How Trolleys Helped Ballston’s Development

Published August 31, 2017

In following our other blog posts on how salvaged pieces from The Blue Goose were used to create markers placed along the side of the Marymount’s new building, we are again covering some interesting history of Ballston. Did you know that the competition from trolleys helped further develop Ballston?

Another sign posted along the path beside Marymount University is one titled “Trolleys Come to Ballston.”

This sign reads:

“Trolleys Come to Ballston

The Washington, Arlington & Falls Church Railway (WA&FC) established an interurban electric trolley along the present route of Fairfax Drive in 1896. The WA&FC’s Fairfax trolley line ran through this site to Clarendon (about one mile to the east), where it branched to serve both Rosslyn and downtown Washington, D.C. This site gained prominence in 1911, when the WA&FC built a compound here containing the Lacey rail yard, an electrical substation and a building that housed a car barn, the company’s general offices, and a repair shop.

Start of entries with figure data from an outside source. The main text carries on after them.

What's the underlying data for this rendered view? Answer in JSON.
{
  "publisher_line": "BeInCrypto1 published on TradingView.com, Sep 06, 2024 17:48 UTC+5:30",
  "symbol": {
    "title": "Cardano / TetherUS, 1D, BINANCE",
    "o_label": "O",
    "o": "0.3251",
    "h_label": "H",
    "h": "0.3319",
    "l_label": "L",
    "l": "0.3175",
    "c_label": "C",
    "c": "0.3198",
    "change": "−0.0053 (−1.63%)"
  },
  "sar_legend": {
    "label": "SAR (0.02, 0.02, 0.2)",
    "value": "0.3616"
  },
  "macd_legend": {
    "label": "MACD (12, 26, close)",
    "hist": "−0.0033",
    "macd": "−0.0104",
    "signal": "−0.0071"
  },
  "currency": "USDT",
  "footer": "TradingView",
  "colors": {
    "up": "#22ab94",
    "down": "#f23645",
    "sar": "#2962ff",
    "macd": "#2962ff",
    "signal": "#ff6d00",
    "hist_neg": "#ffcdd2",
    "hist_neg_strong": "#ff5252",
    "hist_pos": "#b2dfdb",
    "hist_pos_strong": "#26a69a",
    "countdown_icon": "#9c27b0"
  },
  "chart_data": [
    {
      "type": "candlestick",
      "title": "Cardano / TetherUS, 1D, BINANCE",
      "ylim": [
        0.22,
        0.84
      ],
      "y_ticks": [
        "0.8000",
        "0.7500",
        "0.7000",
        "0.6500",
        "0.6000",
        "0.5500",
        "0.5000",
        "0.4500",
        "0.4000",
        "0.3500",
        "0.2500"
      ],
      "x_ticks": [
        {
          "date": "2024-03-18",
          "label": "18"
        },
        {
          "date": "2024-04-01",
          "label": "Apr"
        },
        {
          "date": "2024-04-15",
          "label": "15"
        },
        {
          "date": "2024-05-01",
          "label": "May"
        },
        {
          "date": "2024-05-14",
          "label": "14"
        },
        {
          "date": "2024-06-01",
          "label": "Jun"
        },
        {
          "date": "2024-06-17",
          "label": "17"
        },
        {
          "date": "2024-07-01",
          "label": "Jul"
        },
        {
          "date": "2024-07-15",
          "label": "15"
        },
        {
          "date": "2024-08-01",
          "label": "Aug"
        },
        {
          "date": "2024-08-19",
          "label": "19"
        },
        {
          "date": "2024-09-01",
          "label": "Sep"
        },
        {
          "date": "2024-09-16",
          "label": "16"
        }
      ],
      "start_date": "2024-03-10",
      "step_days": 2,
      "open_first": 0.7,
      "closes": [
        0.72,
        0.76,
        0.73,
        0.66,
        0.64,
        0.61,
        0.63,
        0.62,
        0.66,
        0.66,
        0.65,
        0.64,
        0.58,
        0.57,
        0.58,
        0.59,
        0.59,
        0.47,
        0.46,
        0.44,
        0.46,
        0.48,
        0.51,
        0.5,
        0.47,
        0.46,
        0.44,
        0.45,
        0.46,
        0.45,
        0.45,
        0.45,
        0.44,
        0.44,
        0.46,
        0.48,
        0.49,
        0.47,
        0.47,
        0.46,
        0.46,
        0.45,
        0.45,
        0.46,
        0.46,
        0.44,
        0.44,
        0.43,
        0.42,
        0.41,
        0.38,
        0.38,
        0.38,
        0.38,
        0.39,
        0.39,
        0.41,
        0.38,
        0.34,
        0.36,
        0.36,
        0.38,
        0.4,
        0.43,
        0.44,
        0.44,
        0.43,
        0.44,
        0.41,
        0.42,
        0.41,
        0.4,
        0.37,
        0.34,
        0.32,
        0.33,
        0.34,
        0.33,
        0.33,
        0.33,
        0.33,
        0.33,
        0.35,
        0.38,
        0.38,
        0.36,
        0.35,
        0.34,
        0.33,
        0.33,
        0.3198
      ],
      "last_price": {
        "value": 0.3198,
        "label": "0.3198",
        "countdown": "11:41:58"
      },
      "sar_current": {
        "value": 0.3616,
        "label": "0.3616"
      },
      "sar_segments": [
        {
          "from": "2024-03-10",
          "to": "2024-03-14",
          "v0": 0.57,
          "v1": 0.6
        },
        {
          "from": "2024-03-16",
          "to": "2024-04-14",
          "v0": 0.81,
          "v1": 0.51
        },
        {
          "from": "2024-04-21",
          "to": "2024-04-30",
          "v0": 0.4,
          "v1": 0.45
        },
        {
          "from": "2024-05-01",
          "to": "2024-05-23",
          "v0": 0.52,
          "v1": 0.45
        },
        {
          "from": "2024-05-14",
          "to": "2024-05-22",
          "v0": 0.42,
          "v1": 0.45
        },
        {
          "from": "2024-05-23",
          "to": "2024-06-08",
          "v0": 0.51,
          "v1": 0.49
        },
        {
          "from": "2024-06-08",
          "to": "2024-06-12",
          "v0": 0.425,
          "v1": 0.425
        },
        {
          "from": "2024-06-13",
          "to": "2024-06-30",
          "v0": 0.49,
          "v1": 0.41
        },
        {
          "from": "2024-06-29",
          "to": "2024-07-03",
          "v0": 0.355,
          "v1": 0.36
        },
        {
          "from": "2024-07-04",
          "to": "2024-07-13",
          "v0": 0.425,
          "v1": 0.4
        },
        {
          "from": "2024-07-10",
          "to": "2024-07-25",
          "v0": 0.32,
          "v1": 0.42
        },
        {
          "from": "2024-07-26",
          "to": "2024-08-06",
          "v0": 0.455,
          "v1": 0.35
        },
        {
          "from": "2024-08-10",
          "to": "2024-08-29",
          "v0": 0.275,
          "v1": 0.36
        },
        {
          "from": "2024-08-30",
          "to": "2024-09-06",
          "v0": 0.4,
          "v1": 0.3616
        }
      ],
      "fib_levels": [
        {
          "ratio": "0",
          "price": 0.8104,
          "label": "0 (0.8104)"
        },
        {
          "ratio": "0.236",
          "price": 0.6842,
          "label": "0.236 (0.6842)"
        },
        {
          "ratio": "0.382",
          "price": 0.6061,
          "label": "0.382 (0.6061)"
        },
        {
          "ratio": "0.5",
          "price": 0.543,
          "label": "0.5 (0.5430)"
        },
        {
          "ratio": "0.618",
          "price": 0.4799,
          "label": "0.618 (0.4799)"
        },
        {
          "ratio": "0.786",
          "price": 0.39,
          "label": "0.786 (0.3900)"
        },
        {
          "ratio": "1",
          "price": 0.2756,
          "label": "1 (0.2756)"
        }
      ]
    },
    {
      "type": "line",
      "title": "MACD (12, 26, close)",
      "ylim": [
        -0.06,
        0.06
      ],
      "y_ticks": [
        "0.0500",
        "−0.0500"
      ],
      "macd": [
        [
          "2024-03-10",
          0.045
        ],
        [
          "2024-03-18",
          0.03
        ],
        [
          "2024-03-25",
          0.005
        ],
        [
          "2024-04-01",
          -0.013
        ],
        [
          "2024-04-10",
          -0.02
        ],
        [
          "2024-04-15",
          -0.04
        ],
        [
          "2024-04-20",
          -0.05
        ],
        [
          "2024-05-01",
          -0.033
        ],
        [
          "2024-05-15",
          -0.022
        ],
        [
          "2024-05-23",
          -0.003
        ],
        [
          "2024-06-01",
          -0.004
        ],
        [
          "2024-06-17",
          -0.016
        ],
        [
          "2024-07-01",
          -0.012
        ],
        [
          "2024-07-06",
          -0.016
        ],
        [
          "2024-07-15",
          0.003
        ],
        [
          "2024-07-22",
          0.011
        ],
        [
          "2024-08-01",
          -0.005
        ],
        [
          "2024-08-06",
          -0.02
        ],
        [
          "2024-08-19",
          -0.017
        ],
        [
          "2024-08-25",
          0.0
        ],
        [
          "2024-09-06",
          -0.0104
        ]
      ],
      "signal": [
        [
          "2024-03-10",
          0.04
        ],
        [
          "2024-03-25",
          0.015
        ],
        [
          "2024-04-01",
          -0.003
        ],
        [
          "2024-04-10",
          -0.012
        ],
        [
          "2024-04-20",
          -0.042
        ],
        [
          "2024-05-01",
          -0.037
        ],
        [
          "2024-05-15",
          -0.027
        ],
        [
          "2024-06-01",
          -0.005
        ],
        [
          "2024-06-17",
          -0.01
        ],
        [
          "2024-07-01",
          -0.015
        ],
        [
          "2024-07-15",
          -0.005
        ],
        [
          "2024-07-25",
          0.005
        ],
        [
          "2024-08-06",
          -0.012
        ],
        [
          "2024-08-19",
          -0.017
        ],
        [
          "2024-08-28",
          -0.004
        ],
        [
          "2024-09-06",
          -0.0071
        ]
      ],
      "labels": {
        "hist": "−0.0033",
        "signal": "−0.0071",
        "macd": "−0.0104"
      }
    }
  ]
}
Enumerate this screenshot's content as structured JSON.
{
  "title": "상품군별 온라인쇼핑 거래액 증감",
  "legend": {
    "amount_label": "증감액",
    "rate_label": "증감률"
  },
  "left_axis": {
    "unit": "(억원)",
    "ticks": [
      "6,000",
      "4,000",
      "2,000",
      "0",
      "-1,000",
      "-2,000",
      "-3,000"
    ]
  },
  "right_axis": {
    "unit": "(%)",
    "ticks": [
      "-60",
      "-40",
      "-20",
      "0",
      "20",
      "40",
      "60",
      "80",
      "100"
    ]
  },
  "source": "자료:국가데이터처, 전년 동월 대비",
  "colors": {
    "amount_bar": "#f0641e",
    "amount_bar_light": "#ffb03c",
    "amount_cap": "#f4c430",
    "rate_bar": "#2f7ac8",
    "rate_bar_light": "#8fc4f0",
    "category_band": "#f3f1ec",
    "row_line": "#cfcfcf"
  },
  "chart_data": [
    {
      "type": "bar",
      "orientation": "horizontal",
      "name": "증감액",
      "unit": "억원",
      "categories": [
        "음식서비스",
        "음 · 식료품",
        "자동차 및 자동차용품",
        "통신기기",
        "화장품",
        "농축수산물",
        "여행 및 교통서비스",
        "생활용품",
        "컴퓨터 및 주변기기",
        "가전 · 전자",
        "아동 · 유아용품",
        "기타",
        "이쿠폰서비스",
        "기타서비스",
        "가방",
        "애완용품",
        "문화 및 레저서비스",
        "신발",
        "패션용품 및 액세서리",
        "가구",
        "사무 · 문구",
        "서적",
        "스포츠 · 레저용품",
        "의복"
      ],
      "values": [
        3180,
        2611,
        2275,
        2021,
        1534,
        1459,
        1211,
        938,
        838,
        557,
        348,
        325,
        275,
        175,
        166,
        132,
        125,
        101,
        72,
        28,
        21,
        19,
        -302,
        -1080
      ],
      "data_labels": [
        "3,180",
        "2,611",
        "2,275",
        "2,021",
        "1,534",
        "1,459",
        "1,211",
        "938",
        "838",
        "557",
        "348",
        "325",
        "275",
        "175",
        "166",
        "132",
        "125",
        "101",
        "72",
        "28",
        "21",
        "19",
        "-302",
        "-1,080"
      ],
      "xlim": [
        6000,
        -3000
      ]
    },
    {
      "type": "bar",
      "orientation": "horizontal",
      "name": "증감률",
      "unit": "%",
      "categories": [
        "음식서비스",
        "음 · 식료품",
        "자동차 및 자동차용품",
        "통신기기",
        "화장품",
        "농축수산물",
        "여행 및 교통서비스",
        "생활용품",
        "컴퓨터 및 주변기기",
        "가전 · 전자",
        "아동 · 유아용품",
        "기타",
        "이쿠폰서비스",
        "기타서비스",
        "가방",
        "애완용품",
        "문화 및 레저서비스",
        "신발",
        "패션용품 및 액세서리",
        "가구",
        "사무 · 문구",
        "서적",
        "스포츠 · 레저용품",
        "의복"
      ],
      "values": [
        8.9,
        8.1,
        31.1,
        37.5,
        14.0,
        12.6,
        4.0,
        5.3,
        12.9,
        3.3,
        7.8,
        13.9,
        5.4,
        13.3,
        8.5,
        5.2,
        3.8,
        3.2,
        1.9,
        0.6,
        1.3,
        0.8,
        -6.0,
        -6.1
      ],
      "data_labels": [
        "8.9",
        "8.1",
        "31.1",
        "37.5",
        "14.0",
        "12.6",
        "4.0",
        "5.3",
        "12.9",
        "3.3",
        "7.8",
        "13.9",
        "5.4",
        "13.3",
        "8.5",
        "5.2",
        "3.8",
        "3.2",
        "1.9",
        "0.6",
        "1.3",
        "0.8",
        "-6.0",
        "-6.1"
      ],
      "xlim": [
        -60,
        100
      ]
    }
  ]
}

In 1912, the Washington and Old Dominion Railway, a competing interurban electric trolley company, constructed a branch that connected Georgetown, Rosslyn, Ballston, Falls Church, Vienna, Leesburg and Loudoun County. This line crossed the west end of Ballston near this site and further encouraged Ballston’s development and other communities along its route. Despite early success, the trolleys in Northern Virginia were unable to survive competition with each other and the automobile, and ceased operations in the 1930s and 1940s.”

We encourage you to stop by Marymount’s new campus at 1000 Glebe Road, Arlington, Virginia to see the new signs as well as Ballston’s most recent additions.